Department of Developmental Biology and Center of Regenerative Medicine, Washington University School of Medicine, St. Louis, MO 63110, USA. Electronic address: https://twitter.com/@sakhan2019.
Department of Developmental Biology and Center of Regenerative Medicine, Washington University School of Medicine, St. Louis, MO 63110, USA.
Curr Opin Genet Dev. 2023 Oct;82:102096. doi: 10.1016/j.gde.2023.102096. Epub 2023 Aug 17.

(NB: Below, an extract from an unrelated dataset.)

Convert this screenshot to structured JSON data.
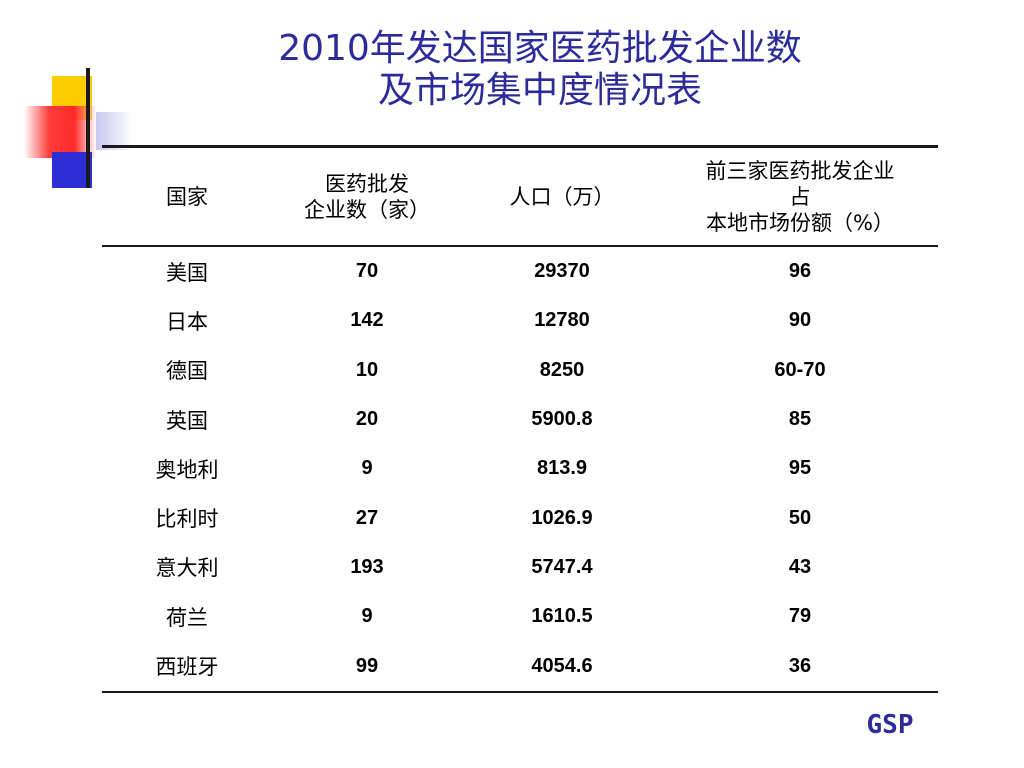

Stem-cell-based embryo models generate much excitement as they offer a window into an early phase of human development that has remained largely inaccessible to scientific investigation. An important epigenetic phenomenon during early embryogenesis is the epigenetic silencing of one of the two X chromosomes in female embryos, which ensures an equal output of X-linked gene expression between the sexes. X-chromosome inactivation (XCI) is thought to be established within the first three weeks of human development, although the inactive X-chromosome is reactivated in primordial germ cells (PGCs) that migrate to the embryonic gonads. Here, we summarize our current understanding of X-chromosome dynamics during human development and comment on the potential of recently established stem-cell-based models to reveal the underlying mechanisms.
基于干细胞的胚胎模型引起了极大的关注,因为它们为人类发育的早期阶段提供了一个窗口,而这个阶段在很大程度上无法进行科学研究。早期胚胎发生过程中的一个重要表观遗传现象是雌性胚胎中两条 X 染色体之一的表观遗传沉默,这确保了 X 连锁基因表达在两性之间的平等输出。X 染色体失活(XCI)被认为是在人类发育的头三周内建立的,尽管失活的 X 染色体在迁移到胚胎性腺的原始生殖细胞(PGC)中重新激活。在这里,我们总结了我们目前对人类发育过程中 X 染色体动态的理解,并评论了最近建立的基于干细胞的模型揭示潜在机制的潜力。